The movie I watched off my DVR this morning because it's available on DVD from the Warner Archive is Dance, Fools, Dance.
Joan Crawford plays Bonnie Jordan, daughter in a wealthy family, with a brother Rodney (William Bakewell). Neither of them has had to do a day of work in their life and live a decadent life of parties with their wealthy friends on Dad's yacht, even going swimming in just their undies which they can do since this is a pre-Code movie. Of course, since the movie was released in 1931, you know all of this intro is set in the past and that the stock market crash of 1929 is going to come.
Sure enough, that crash comes, and Dad, who trades stocks on the floor of the exchange, is wiped out. Not only that, he suffers a fatal heart attack on the floor of the exchange! Poor Bonnie and Rodney are told by the family's attorny that not only was Dad wiped out, he wasn't even able to save any money for the two kids in any sort of trust fund to leave the children set up in case of a situation like this. They're both going to have to work. Well, maybe not Bonnie; she's got Bob (Lester Vail) who's willing to marry her and give her a life of comfort.
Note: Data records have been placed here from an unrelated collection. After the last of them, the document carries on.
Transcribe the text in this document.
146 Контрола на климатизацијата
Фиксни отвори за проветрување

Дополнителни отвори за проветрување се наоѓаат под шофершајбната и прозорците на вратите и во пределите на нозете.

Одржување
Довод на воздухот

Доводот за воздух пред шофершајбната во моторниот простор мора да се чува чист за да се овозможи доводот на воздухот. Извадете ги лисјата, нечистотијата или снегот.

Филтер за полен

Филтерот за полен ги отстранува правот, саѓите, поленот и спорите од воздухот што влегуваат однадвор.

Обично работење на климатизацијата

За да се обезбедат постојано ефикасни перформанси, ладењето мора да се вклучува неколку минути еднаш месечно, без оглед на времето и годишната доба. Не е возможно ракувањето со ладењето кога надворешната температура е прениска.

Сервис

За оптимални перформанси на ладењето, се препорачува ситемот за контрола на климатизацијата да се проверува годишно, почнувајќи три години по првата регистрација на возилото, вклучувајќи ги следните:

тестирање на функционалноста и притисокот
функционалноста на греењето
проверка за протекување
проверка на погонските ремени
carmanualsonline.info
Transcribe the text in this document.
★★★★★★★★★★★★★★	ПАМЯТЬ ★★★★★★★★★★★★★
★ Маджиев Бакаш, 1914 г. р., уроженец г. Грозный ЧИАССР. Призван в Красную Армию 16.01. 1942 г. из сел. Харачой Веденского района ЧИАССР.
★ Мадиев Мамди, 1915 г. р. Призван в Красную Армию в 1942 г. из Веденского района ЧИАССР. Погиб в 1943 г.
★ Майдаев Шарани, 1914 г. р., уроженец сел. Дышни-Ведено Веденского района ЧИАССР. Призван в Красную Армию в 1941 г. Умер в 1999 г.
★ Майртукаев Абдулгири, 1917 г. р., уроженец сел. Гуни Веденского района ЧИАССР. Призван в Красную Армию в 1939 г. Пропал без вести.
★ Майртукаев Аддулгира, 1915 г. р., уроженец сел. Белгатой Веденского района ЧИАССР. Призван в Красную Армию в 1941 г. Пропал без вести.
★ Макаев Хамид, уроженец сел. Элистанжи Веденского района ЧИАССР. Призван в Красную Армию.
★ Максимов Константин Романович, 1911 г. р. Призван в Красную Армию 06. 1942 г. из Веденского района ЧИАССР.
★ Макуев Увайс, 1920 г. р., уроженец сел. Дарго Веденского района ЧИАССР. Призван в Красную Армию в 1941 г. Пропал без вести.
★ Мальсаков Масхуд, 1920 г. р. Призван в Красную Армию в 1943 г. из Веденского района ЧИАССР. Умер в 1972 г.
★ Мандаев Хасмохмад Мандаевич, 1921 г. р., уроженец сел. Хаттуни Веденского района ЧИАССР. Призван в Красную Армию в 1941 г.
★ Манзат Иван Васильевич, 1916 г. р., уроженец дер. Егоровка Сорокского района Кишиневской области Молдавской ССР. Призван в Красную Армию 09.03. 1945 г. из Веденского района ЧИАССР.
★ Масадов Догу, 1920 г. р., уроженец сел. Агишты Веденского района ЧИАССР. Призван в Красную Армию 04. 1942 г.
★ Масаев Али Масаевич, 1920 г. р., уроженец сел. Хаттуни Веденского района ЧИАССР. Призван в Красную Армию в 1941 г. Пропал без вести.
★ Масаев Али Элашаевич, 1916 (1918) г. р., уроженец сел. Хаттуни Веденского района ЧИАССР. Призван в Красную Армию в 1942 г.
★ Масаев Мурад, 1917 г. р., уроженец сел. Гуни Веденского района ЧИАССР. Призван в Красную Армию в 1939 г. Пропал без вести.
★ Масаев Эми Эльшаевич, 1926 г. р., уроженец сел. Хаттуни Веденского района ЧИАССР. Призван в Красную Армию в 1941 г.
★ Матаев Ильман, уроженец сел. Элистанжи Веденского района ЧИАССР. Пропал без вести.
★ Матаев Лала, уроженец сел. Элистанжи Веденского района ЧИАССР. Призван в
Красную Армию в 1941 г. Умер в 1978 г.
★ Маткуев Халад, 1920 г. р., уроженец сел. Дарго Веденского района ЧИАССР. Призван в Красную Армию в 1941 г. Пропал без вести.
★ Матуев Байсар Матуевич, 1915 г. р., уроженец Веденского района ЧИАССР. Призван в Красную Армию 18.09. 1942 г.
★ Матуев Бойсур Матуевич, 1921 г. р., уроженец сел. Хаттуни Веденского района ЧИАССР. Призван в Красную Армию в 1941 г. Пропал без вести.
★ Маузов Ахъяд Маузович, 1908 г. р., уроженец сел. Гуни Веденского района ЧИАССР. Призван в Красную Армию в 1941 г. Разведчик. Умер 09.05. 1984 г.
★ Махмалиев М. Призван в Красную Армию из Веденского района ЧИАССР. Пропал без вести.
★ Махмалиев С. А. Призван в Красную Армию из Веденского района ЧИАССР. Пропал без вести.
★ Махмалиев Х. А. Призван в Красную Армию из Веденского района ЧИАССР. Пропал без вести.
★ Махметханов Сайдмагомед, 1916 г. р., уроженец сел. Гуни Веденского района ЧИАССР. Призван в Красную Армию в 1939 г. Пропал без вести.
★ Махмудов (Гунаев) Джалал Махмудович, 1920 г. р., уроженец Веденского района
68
But Bonnie won't have that, wanting to make her way in the world honestly. She decides to get a job at the newspaper, working her way up from the bottom writing crappy human interest stories. Poor woman. Rodney, meanwhile, hasn't been able to get any honest work, and since he's got a tab with the bootleggers (remember, this is the Prohibition era), he decides to meet up with the gangster Jake Luva (Clark Gable) and become a distributor and do other odd jobs for Jake.
One of those odd jobs involves driving the getaway car in a rub-out that's basically the St. Valentine's Day Massacre redux. But Rodney never knew that he was going to get into anything like this, and he can't stomach it. Worse, he can't keep his mouth shot. At the bar in Jake's nightclub, Rodney spills the beans to a lookout man who in fact isn't the lookout, but a veteran reporter on the newspaper where Bonnie works. Jake orders Rodney to shoot the reporter dead.
The newspaper knows fully well Jake's gang is involved, but can't get the goods. So they get an idea, which is to have Bonnie go undercover and work at Jake's nightclub to find out who really killed their reporter. All the threads eventually come together.
Dance, Fools, Dance is a moderately entertaining movie. There are other better pre-Codes that I would recommend if I were trying to get people interested in pre-Codes. But Crawford and Gable are both worth watching in this one. Crawford even gets to dance (for some values of dancing) in a number at the nightclub, where Bob finds out what Bonnie has been doing for herself. The story, however, takes a while to get going, as almost half of the movie goes by before the real action begins. And it ends a bit too abruptly. However, this first pairing of Crawford and Gable proved to be a big success, which is why we get a bunch of later movies teaming the two.
Dance, Fools, Dance is yet another of those movies which would be well-served with a release on one of those four-film sets TCM likes to hawk. Unfortunately, it only seems to be available on a standalone Warner Archive DVD.